Quais os dados mais recentes das pessoas com deficiência no mercado de trabalho?

Os dados que temos evidenciam a falta de importância dada pelo Governo às políticas em relação ao trabalho das pessoas com deficiência e seu emprego. Apesar de ter havido aumento no número absoluto de pessoas com deficiência empregadas, hoje o percentual em relação à população geral empregada permanece inferior a 2007 e 2008. Isso indica que o número de pessoas contratadas/vagas abertas cresceu em maior proporção do que o de contratação de pessoas com deficiência. No cumprimento da cota, esse percentual de pessoas com deficiência empregadas deveria sair do patamar atual de apenas um terço da cota obrigatória até chegar a 100% do quantitativo da cota. A única maneira de poder legalmente haver diminuído o número de pessoas com deficiência contratadas seria se as empresas demitissem funcionários a ponto de diminuir sua cota, o que não é o caso. Pelos dados da RAIS entre 2007 e 2013, tivemos anos com redução absoluta de pessoas com deficiência empregadas, mas essa queda é ilegal, já que uma pessoa com deficiência só pode ser demitida se outra for contratada em seu lugar.

O panorama de 2014-2016 é também de resultados bem ruins na contratação de pessoas com deficiência, já que com o país em crise, as empresas tendem a cortar mão de obra e, em geral, os primeiros a serem demitidos são as pessoas com deficiência. Por outro lado, o mercado informal de trabalho absorve um grande número de pessoas com deficiências que não consegue emprego, e dessa forma tem algum recurso para seu sustento, seja como camelô, seja como biscateiro, seja como for.

Qual a sua principal diretriz para seguir nesta jornada?

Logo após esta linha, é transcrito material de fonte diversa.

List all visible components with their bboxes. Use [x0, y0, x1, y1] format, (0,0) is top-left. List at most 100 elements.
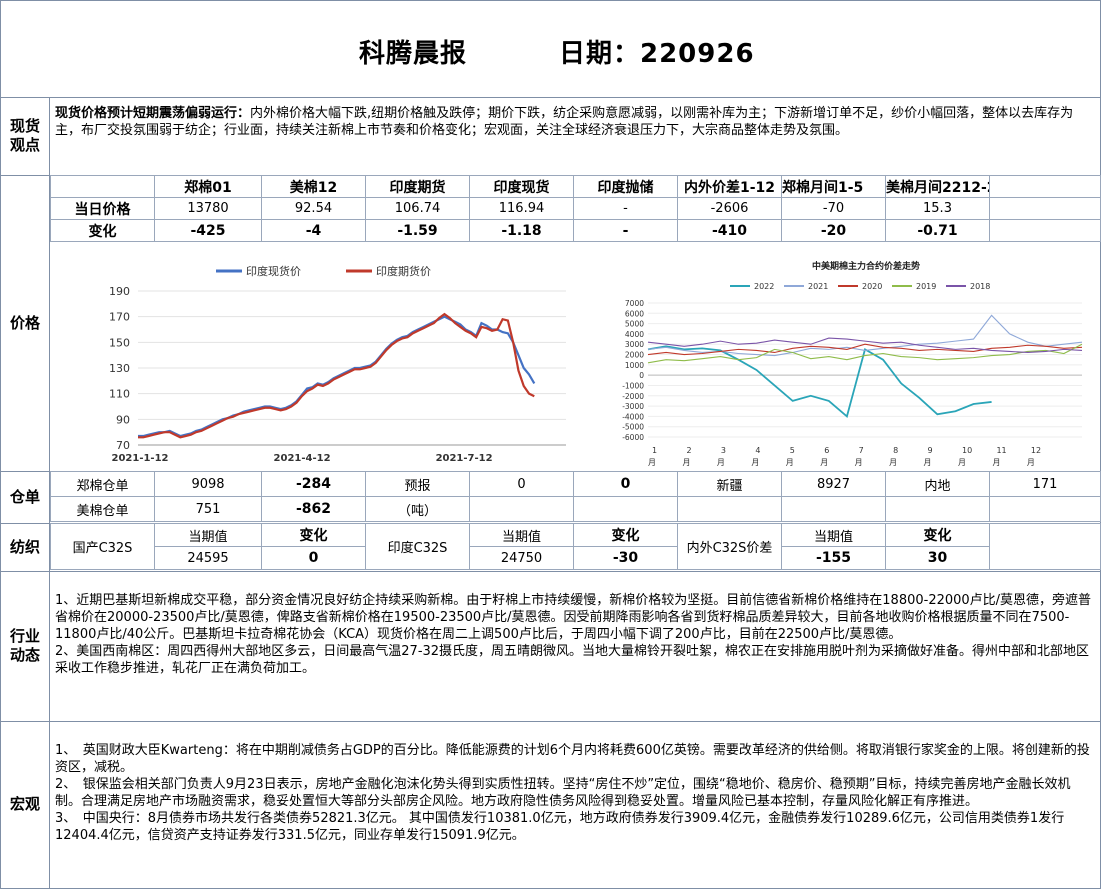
textile-cell: -30: [573, 546, 678, 570]
warehouse-cell: [885, 496, 990, 522]
textile-cell: 30: [885, 546, 990, 570]
x-tick-unit: 月: [992, 458, 1000, 467]
price-cell: -1.18: [469, 219, 574, 242]
warehouse-table: 郑棉仓单 9098 -284 预报 0 0 新疆 8927 内地 171 美棉仓单 751 -862 （…: [50, 471, 1101, 522]
series-line-3: [647, 343, 1083, 364]
x-tick-unit: 月: [751, 458, 759, 467]
price-header-cell: 内外价差1-12: [677, 175, 782, 198]
price-cell: 106.74: [365, 197, 470, 220]
price-today-row: 当日价格 13780 92.54 106.74 116.94- -2606 -70 15.3: [50, 197, 1101, 220]
price-cell: [989, 219, 1101, 242]
warehouse-cell: 郑棉仓单: [50, 471, 155, 497]
y-tick-label: 5000: [625, 320, 644, 329]
price-cell: -4: [261, 219, 366, 242]
warehouse-cell: 0: [469, 471, 574, 497]
industry-text: 1、近期巴基斯坦新棉成交平稳，部分资金情况良好纺企持续采购新棉。由于籽棉上市持续…: [50, 571, 1100, 677]
price-header-row: 郑棉01 美棉12 印度期货 印度现货 印度抛储 内外价差1-12 郑棉月间1-5 美棉月间2…: [50, 175, 1101, 198]
textile-label: 纺织: [1, 523, 50, 571]
warehouse-row-zhengzhou: 郑棉仓单 9098 -284 预报 0 0 新疆 8927 内地 171: [50, 471, 1101, 497]
legend-label: 2022: [754, 282, 774, 291]
price-cell: -: [573, 219, 678, 242]
y-tick-label: 190: [109, 285, 130, 298]
price-row-label: 当日价格: [50, 197, 155, 220]
x-tick-label: 11: [996, 446, 1006, 455]
y-tick-label: 90: [116, 413, 130, 426]
y-tick-label: -2000: [622, 392, 644, 401]
y-tick-label: 1000: [625, 361, 644, 370]
series-line-0: [138, 315, 536, 438]
y-tick-label: -6000: [622, 433, 644, 442]
y-tick-label: 150: [109, 336, 130, 349]
x-tick-label: 10: [962, 446, 972, 455]
warehouse-cell: [469, 496, 574, 522]
x-tick-label: 9: [928, 446, 933, 455]
x-tick-unit: 月: [786, 458, 794, 467]
x-tick-label: 2: [686, 446, 691, 455]
price-row-label: 变化: [50, 219, 155, 242]
x-tick-unit: 月: [855, 458, 863, 467]
macro-label: 宏观: [1, 721, 50, 888]
x-tick-unit: 月: [924, 458, 932, 467]
warehouse-cell: 美棉仓单: [50, 496, 155, 522]
price-cell: -410: [677, 219, 782, 242]
price-cell: [989, 197, 1101, 220]
legend-label: 2018: [970, 282, 990, 291]
textile-table: 国产C32S 当期值 变化 印度C32S 当期值 变化 内外C32S价差 当期值…: [50, 523, 1101, 570]
x-tick-label: 2021-4-12: [274, 453, 331, 464]
spot-view-headline: 现货价格预计短期震荡偏弱运行：: [55, 106, 251, 121]
spot-view-section: 现货 观点 现货价格预计短期震荡偏弱运行：内外棉价格大幅下跌,纽期价格触及跌停；…: [1, 97, 1100, 176]
spot-view-label: 现货 观点: [1, 97, 50, 175]
industry-label-text: 行业 动态: [9, 627, 40, 664]
x-tick-label: 2021-7-12: [436, 453, 493, 464]
warehouse-cell: 751: [154, 496, 262, 522]
warehouse-cell: -862: [261, 496, 366, 522]
price-header-cell: 印度现货: [469, 175, 574, 198]
textile-cell: 24750: [469, 546, 574, 570]
y-tick-label: 170: [109, 311, 130, 324]
x-tick-label: 12: [1031, 446, 1041, 455]
x-tick-label: 2021-1-12: [111, 453, 168, 464]
price-cell: -2606: [677, 197, 782, 220]
series-line-0: [647, 345, 992, 418]
textile-header-row: 国产C32S 当期值 变化 印度C32S 当期值 变化 内外C32S价差 当期值…: [50, 523, 1101, 570]
legend-label: 印度现货价: [246, 264, 301, 278]
textile-cell: 24595: [154, 546, 262, 570]
textile-cell: [989, 523, 1101, 570]
textile-head-cell: 变化: [261, 523, 366, 547]
y-tick-label: 2000: [625, 351, 644, 360]
warehouse-cell: 171: [989, 471, 1101, 497]
report-header: 科腾晨报 日期：220926: [1, 1, 1100, 98]
price-cell: -1.59: [365, 219, 470, 242]
x-tick-label: 3: [721, 446, 726, 455]
price-cell: 92.54: [261, 197, 366, 220]
x-tick-label: 7: [859, 446, 864, 455]
warehouse-cell: [573, 496, 678, 522]
price-cell: 13780: [154, 197, 262, 220]
y-tick-label: -5000: [622, 423, 644, 432]
y-tick-label: -1000: [622, 381, 644, 390]
x-tick-label: 1: [652, 446, 657, 455]
x-tick-label: 8: [893, 446, 898, 455]
textile-cell: 国产C32S: [50, 523, 155, 570]
price-header-cell: 郑棉01: [154, 175, 262, 198]
y-tick-label: 6000: [625, 309, 644, 318]
price-header-cell: 美棉月间2212-2312: [885, 175, 990, 198]
india-price-chart: 70 90 110 130 150 170 190 2021-1-12 2021-4-12 202…: [109, 264, 566, 464]
price-cell: -425: [154, 219, 262, 242]
warehouse-cell: 9098: [154, 471, 262, 497]
legend-label: 印度期货价: [376, 264, 431, 278]
y-tick-label: 0: [639, 371, 644, 380]
y-tick-label: -3000: [622, 402, 644, 411]
price-header-cell: [989, 175, 1101, 198]
x-tick-unit: 月: [958, 458, 966, 467]
textile-head-cell: 当期值: [781, 523, 886, 547]
price-label: 价格: [1, 175, 50, 471]
x-tick-unit: 月: [682, 458, 690, 467]
x-tick-unit: 月: [889, 458, 897, 467]
warehouse-row-us: 美棉仓单 751 -862 （吨）: [50, 496, 1101, 522]
industry-section: 行业 动态 1、近期巴基斯坦新棉成交平稳，部分资金情况良好纺企持续采购新棉。由于…: [1, 571, 1100, 722]
price-cell: -: [573, 197, 678, 220]
warehouse-cell: 预报: [365, 471, 470, 497]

A minha principal diretriz é acreditar que por pior que seja o momento que o Brasil está passando, eu não posso deixar de continuar o compromisso que assumi com as pessoas com deficiência e com meu país, de lutar para que ele seja um país digno, um país que constrói cidadania, que respeita seus cidadãos, e continuar lutando e acreditando que as pessoas com deficiência têm o direito de ser felizes, como qualquer cidadão brasileiro.